I didn’t expect to do well in college, and so I didn’t. I worked twenty hours a week to support myself, got by with the bare minimum in food and clothing, and graduated with a low B average. I enlisted in the army to go to language school for Chinese but got Vietnamese instead. It was a full-year intensive course, six hours a day in the classroom, two hours of private study at night, five days a week for a full year. I loved it. I graduated first in my class and was assigned to the National Security Agency (NSA) at Fort Meade, Maryland. I enrolled at Georgetown University for a master’s in Chinese. The faculty was hesitant—my undergraduate grades were mediocre at best—so they allowed me provisional admission. I thrived in the world of ideographs and tones and got straight As. I converted to civilian status at NSA in 1961, and in 1962, NSA sent me to Vietnam. I was there on and off for the next thirteen years.
More tomorrow.
June 23, 2017
Pity the Poor Writer (2)
Those of us who write in English are both blessed (pronounced BLEST, not BLESS-ED) and cursed. The language is rich beyond measure, in part because it has so many sources and has borrowed liberally from so many other languages. But as a consequence of its roots and its habit of shameless cadging, it is illogical to the point of whimsy.
Note the variation in pronunciation of through, though, thought, tough, trough, plough, and hiccough. “Consummate,” “wound,” and “desert,” along with many other words, change their pronunciation depending on the intended meaning. And if vegetarians eat vegetables, what does that say about humanitarians? The vagaries of the language allow a sentence like “The sixth sick sheik’s sixth sheep’s sick.”
I found a number of web sites that glory in the language’s oddities. One of my favorites is https://www.learnthat.org/pages/view/fun_facts.html
Pity the writer. But laugh along with him, too.
June 22, 2017
Fall of Saigon Presentation for the American Legion
Last week, at their invitation, I gave the fall of Saigon presentation to my chapter of the American Legion. I had given a truncated version of the talk a couple of years ago to the same group, but this time it was the full presentation with slides.
The experience was both special and strange.
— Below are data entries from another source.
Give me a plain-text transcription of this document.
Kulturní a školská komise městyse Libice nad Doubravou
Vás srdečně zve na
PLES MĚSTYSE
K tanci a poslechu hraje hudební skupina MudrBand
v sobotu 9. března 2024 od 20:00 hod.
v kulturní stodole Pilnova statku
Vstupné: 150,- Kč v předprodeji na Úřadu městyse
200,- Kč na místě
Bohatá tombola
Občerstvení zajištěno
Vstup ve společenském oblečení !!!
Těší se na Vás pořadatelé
Special because I was talking to veterans who know military life. Some of them had, like me, seen combat. Some had been in Vietnam. These men know the life I led. They’ve lived it themselves.
Strange because I am so different from the men in the audience. These are ordinary, down-to-earth and earthy guys. They have about them the humility, the nobility, and the quiet pride that goes with being an ordinary American guy—husband, father, wage earner, craftsman, pillar of the community. I have some of those qualities, too, but I’m also a published author, an artist, a member of the intelligentsia with a PhD.
What mattered that evening was none of our differences but the common ordeals we’ve endured. As so often happens when I give the presentation, I choked up when I talked about the South Vietnamese officer who shot his wife, his children, and himself rather than live under communism when Vietnam fell. Tears blocked my eyes when I spoke of the 2700 South Vietnamese soldiers who worked with my organization and were killed or captured when Saigon fell. My voice failed when I described how, after the fall of Saigon, despite amoebic dysentery and pneumonia, I didn’t seek medical help because I so yearned to go home.
As I told these stories, I was greeted with total silence and rivetted attention. Every eye was on me. These men were with me. They understood.
I’ve given the fall of Saigon presentation more than forty times. This time, more than any other, I knew my audience was at one with me because they all had lived through experiences like mine. These men are my brothers. We share a bond like no other.